I haven't seen anyone write up a proper analysis that includes consideration of:
- GitHub activity (e.g. all API actions on GitHub side including replying to comments) _and_ mailing list activity _and_ other public facing activity all considered together.
- Complexity of public actions e.g. was there a queue of code changes that would have taken 20 hours effort to put together that were all committed at once? Were there any long streaks of high activity where it might reveal how many people were involved?
- Latency of public actions e.g. if an issue was raised by some random person, how long did it take for the attacker to respond, and later resolve/commit a patch? Similar to the complexity of public actions, it might reveal how many people were involved by estimation of the time needed for an experienced developer to fix an issue vs. actual time taken, both in terms of level of effort and duration.
- International dispersement of a team in different timezones with some core hours for collaboration, review and public facing activity.
- Public holidays, country/region-specific work habits, etc--e.g. consideration of "summer holiday" periods or similar common holiday periods, consideration of unusual days of no/low activity versus snow days, power outages, etc which might have been experienced by the attacker.

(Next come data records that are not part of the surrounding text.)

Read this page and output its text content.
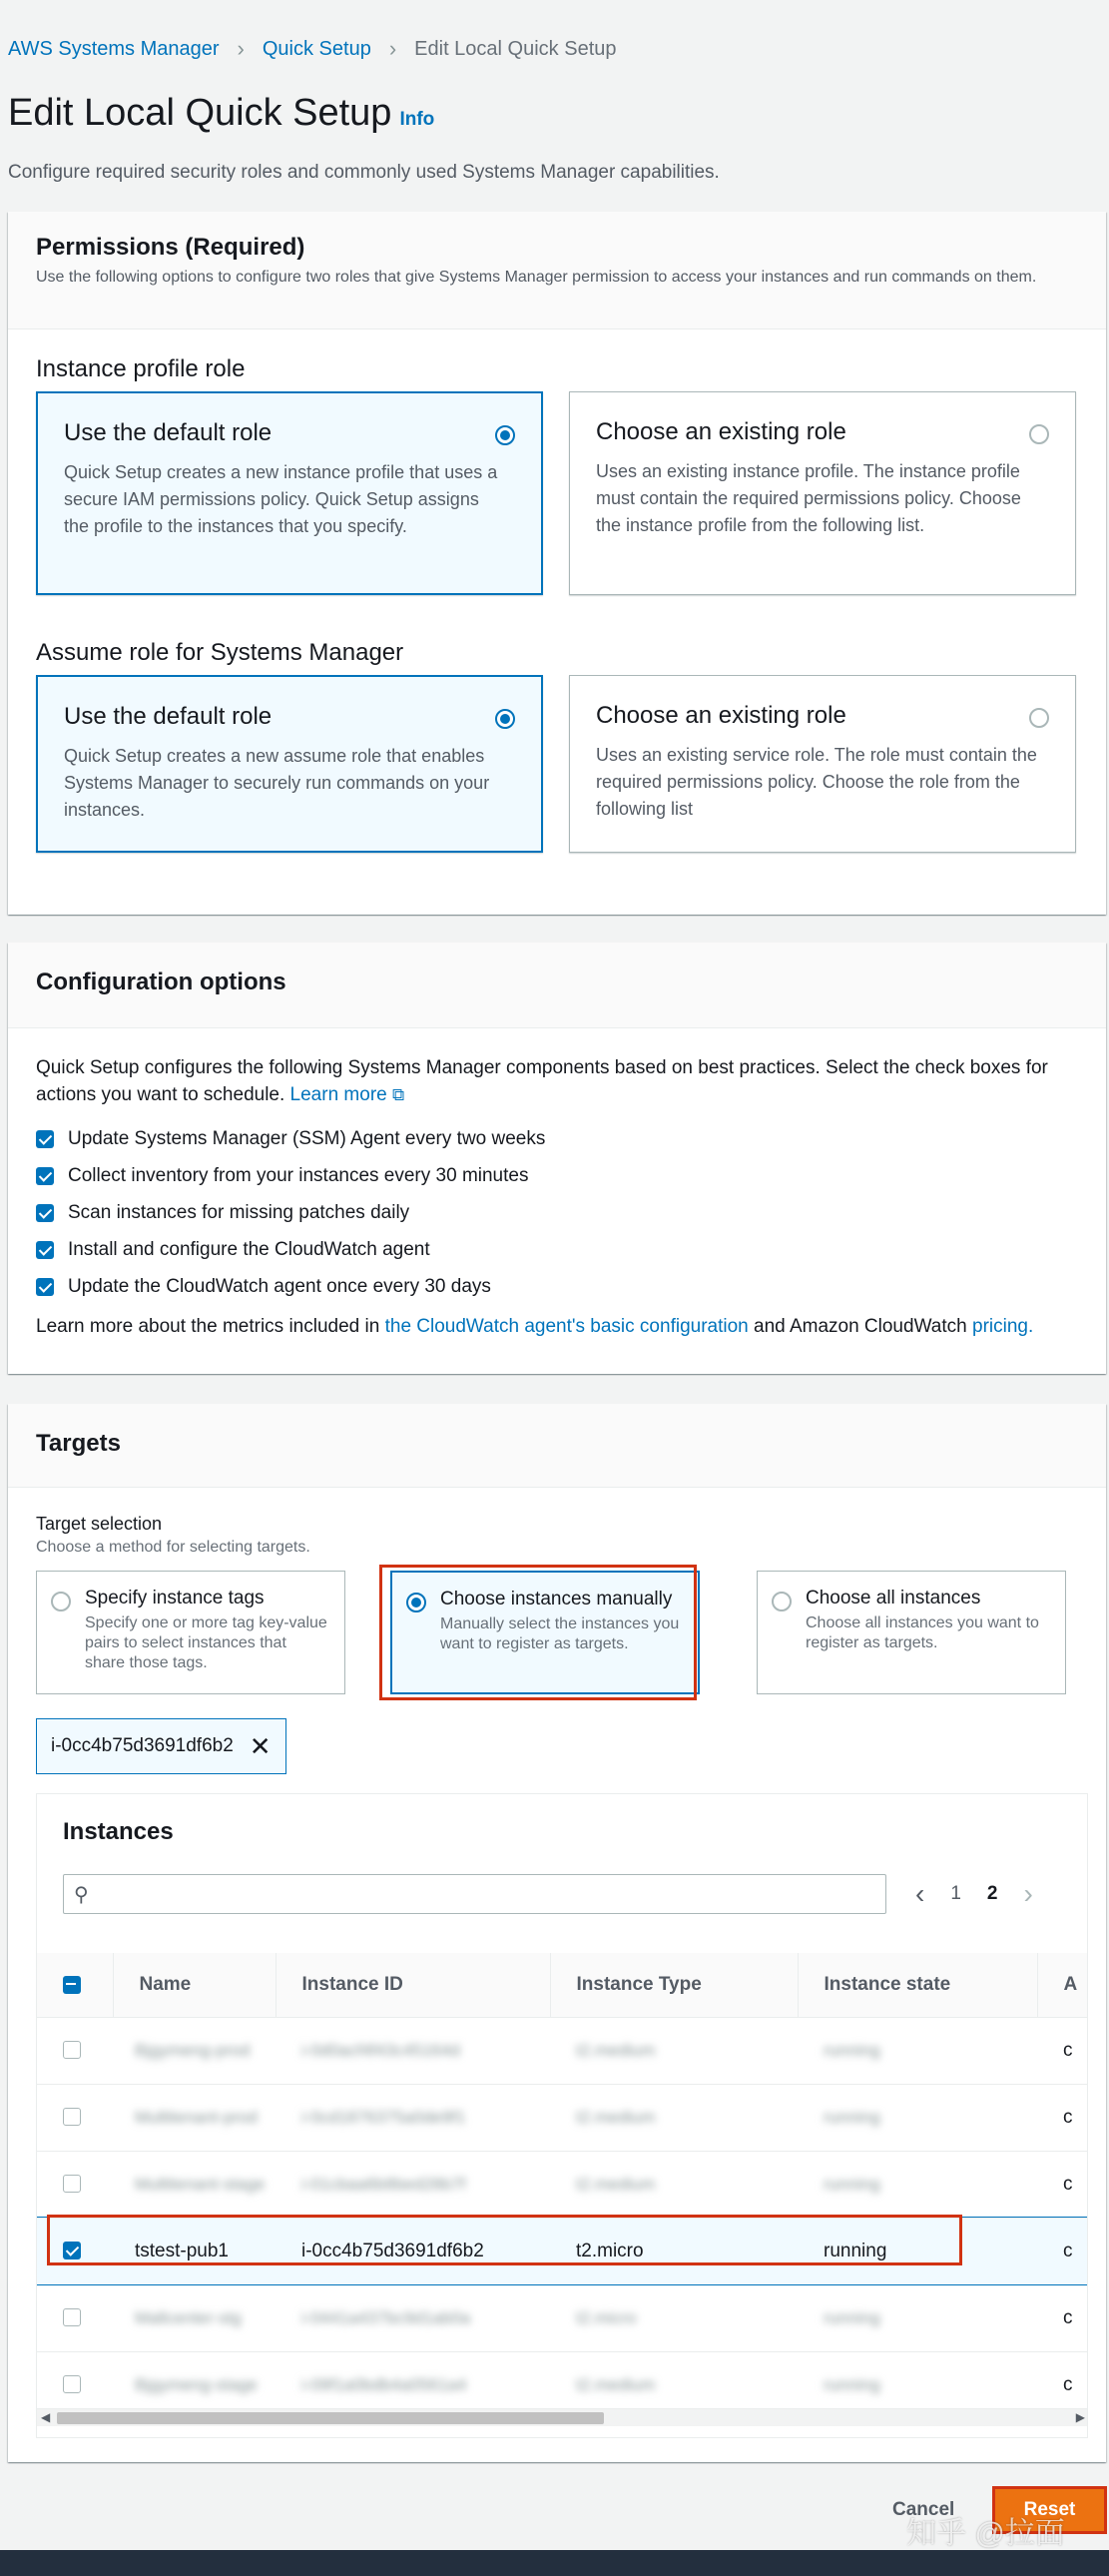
AWS Systems Manager › Quick Setup › Edit Local Quick Setup
Edit Local Quick Setup Info
Configure required security roles and commonly used Systems Manager capabilities.
Permissions (Required)

Use the following options to configure two roles that give Systems Manager permission to access your instances and run commands on them.

Instance profile role
Use the default role
Quick Setup creates a new instance profile that uses a secure IAM permissions policy. Quick Setup assigns the profile to the instances that you specify.
Choose an existing role
Uses an existing instance profile. The instance profile must contain the required permissions policy. Choose the instance profile from the following list.
Assume role for Systems Manager
Use the default role
Quick Setup creates a new assume role that enables Systems Manager to securely run commands on your instances.
Choose an existing role
Uses an existing service role. The role must contain the required permissions policy. Choose the role from the following list
Configuration options

Quick Setup configures the following Systems Manager components based on best practices. Select the check boxes for actions you want to schedule. Learn more ⧉

Update Systems Manager (SSM) Agent every two weeks
Collect inventory from your instances every 30 minutes
Scan instances for missing patches daily
Install and configure the CloudWatch agent
Update the CloudWatch agent once every 30 days

Learn more about the metrics included in the CloudWatch agent's basic configuration and Amazon CloudWatch pricing.

Targets
Target selection
Choose a method for selecting targets.
Specify instance tags
Specify one or more tag key-value pairs to select instances that share those tags.
Choose instances manually
Manually select the instances you want to register as targets.
Choose all instances
Choose all instances you want to register as targets.
i-0cc4b75d3691df6b2 ✕
Instances
⚲	‹ 1 2 ›
	Name	Instance ID	Instance Type	Instance state	A
	Bjgymeng-prod	i-0d0acf4f43c45164d	t2.medium	running	c
	Multitenant-prod	i-0cd1876375a0de9f1	t2.medium	running	c
	Multitenant-stage	i-01cbaa6b8bed28b7f	t2.medium	running	c
	tstest-pub1	i-0cc4b75d3691df6b2	t2.micro	running	c
	Mallcenter-stg	i-0441a437bc9d1ab0a	t2.micro	running	c
	Bjgymeng-stage	i-09f1a0bdb4a0561a4	t2.medium	running	c
◀	▶
Cancel	Reset
知乎 @拉面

Distribution of actions from Github indicates the attacker used a 6 day work week excluding Sunday, and almost all activity conducted between UTC 12:00-16:00. Within these 6 days, activity was uneven at 0.5, 1, 1, 1, 1, 0.5 effort per day. There are low activity periods too that line up with summer solstice (southern hemisphere) or winter solstice (northern hemisphere).
There are interesting patterns in the data not yet publicly analysed (I think?) that seemingly would reveal the true location of attackers, particularly because attacker actions are anchored to uncontrollable events such as a known-good contributor (such as Linux distro maintainer) raising a Github issue against a repository and the attacker replying an hour later. For such events with low latency of reply, it'd be well worth considering when a reply was made quickly, and when it wasn't, across a few years of data points.
[1] https://news.ycombinator.com/item?id=39905375
Another fun fact: Moscow is in the same time zone as the Middle East.